Obama has said he wants to end certain tax breaks for individuals who earn more than $200,000 or families earning more than $250,000; McCain does not.
Colmenares said he may support McCain because he dislikes the $250,000 threshold and he'd prefer a tax cut, so he can increase the size of his business or pass along the benefits to the employees in his eight-person shop.
But the Venezuela native is disappointed that neither candidate has focused much on immigration issues, which he sees as a big concern for employers, especially given the state's growing Latino population. Census data show that the Carolinas' Latino population continues to be among the highest in the nation, with more than 800,000 people last year, a number that many believe is actually much higher.

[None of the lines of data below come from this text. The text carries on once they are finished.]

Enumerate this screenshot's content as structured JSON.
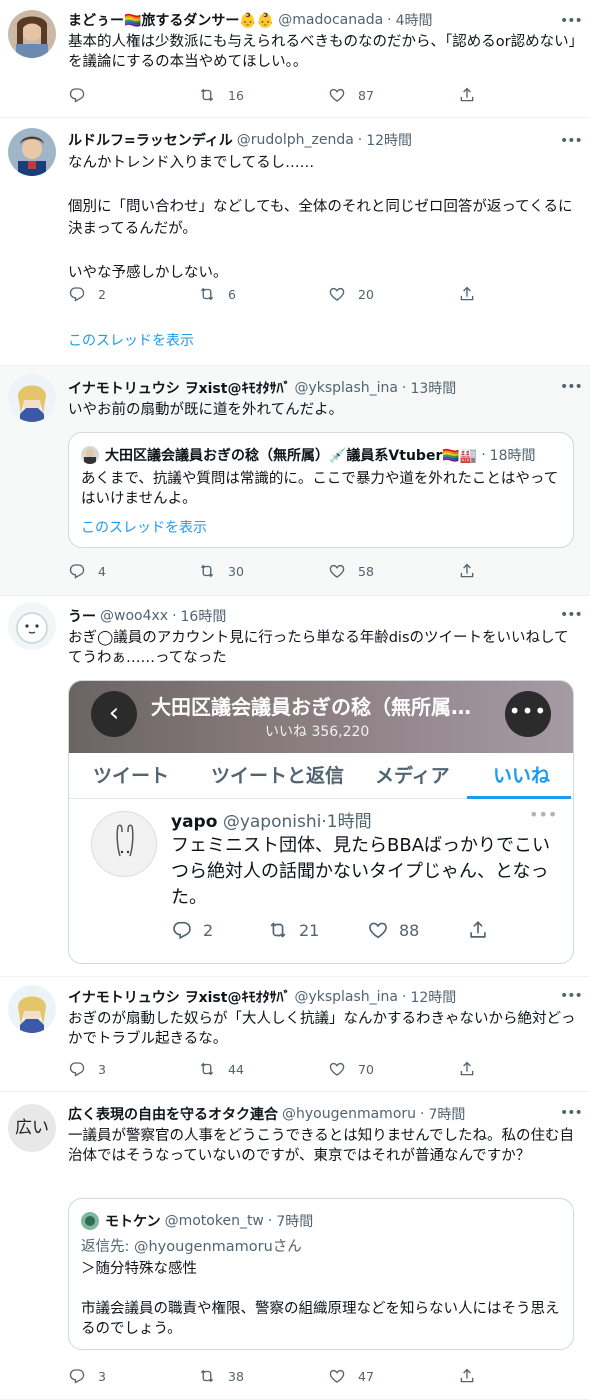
{
  "tweets": [
    {
      "name": "まどぅー🏳️‍🌈旅するダンサー👶👶",
      "handle": "@madocanada",
      "dot": "·",
      "time": "4時間",
      "text": "基本的人権は少数派にも与えられるべきものなのだから、「認めるor認めない」を議論にするの本当やめてほしい。。",
      "reply": "",
      "retweet": "16",
      "like": "87"
    },
    {
      "name": "ルドルフ=ラッセンディル",
      "handle": "@rudolph_zenda",
      "dot": "·",
      "time": "12時間",
      "text": "なんかトレンド入りまでしてるし……\n\n個別に「問い合わせ」などしても、全体のそれと同じゼロ回答が返ってくるに決まってるんだが。\n\nいやな予感しかしない。",
      "reply": "2",
      "retweet": "6",
      "like": "20",
      "show_thread": "このスレッドを表示"
    },
    {
      "name": "イナモトリュウシ ヲxist@ｷﾓｵﾀｻﾊﾞ",
      "handle": "@yksplash_ina",
      "dot": "·",
      "time": "13時間",
      "text": "いやお前の扇動が既に道を外れてんだよ。",
      "reply": "4",
      "retweet": "30",
      "like": "58",
      "quote": {
        "name": "大田区議会議員おぎの稔（無所属）💉議員系Vtuber🏳️‍🌈🏭",
        "dot": "·",
        "time": "18時間",
        "text": "あくまで、抗議や質問は常識的に。ここで暴力や道を外れたことはやってはいけませんよ。",
        "show_thread": "このスレッドを表示"
      }
    },
    {
      "name": "うー",
      "handle": "@woo4xx",
      "dot": "·",
      "time": "16時間",
      "text": "おぎ◯議員のアカウント見に行ったら単なる年齢disのツイートをいいねしててうわぁ……ってなった",
      "screenshot": {
        "title": "大田区議会議員おぎの稔（無所属…",
        "likes_count": "いいね 356,220",
        "tabs": [
          "ツイート",
          "ツイートと返信",
          "メディア",
          "いいね"
        ],
        "back": "‹",
        "menu": "•••",
        "tweet_name": "yapo",
        "tweet_handle": "@yaponishi",
        "tweet_dot": "·",
        "tweet_time": "1時間",
        "tweet_dots": "•••",
        "tweet_text": "フェミニスト団体、見たらBBAばっかりでこいつら絶対人の話聞かないタイプじゃん、となった。",
        "reply": "2",
        "retweet": "21",
        "like": "88"
      }
    },
    {
      "name": "イナモトリュウシ ヲxist@ｷﾓｵﾀｻﾊﾞ",
      "handle": "@yksplash_ina",
      "dot": "·",
      "time": "12時間",
      "text": "おぎのが扇動した奴らが「大人しく抗議」なんかするわきゃないから絶対どっかでトラブル起きるな。",
      "reply": "3",
      "retweet": "44",
      "like": "70"
    },
    {
      "name": "広く表現の自由を守るオタク連合",
      "handle": "@hyougenmamoru",
      "dot": "·",
      "time": "7時間",
      "avatar_text": "広い",
      "text": "一議員が警察官の人事をどうこうできるとは知りませんでしたね。私の住む自治体ではそうなっていないのですが、東京ではそれが普通なんですか？",
      "reply": "3",
      "retweet": "38",
      "like": "47",
      "quote": {
        "name": "モトケン",
        "handle": "@motoken_tw",
        "dot": "·",
        "time": "7時間",
        "reply_to": "返信先: @hyougenmamoruさん",
        "text": "＞随分特殊な感性\n\n市議会議員の職責や権限、警察の組織原理などを知らない人にはそう思えるのでしょう。"
      }
    }
  ],
  "more_icon": "•••",
  "colors": {
    "accent": "#1d9bf0",
    "secondary_text": "#536471",
    "border": "#eff3f4",
    "highlight_bg": "#f7f9f9"
  }
}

Tenessa Moore, owner and sole employee of Moore Creative Ink, a graphic design business in Charlotte, is focused on taxes and finding more funding sources. “What matters to me as a small business owner is what you can do to make the economy better,” she said. “I'd like to bring in more employees, but I need the cash flow and it's not there.”
Potential clients have told her they cannot afford to spend money now. Moore thinks Obama has a better handle on the economy, and would be able to help small-business owners because he is interested in helping people who are not in the highest tax brackets. “Don't give (tax breaks) to someone who doesn't need the money,” Moore said.
Cheryl Crutchfield has a different take. She owns Casco Signs in Kannapolis with her husband, Kevin. They have 27 employees.
She is leaning McCain, mainly because of a possible tax increase on income over $250,000. “I'd be penalized for the hard work and determination to grow our business so they can give it to people who are not willing to make the extra sacrifices,” she said.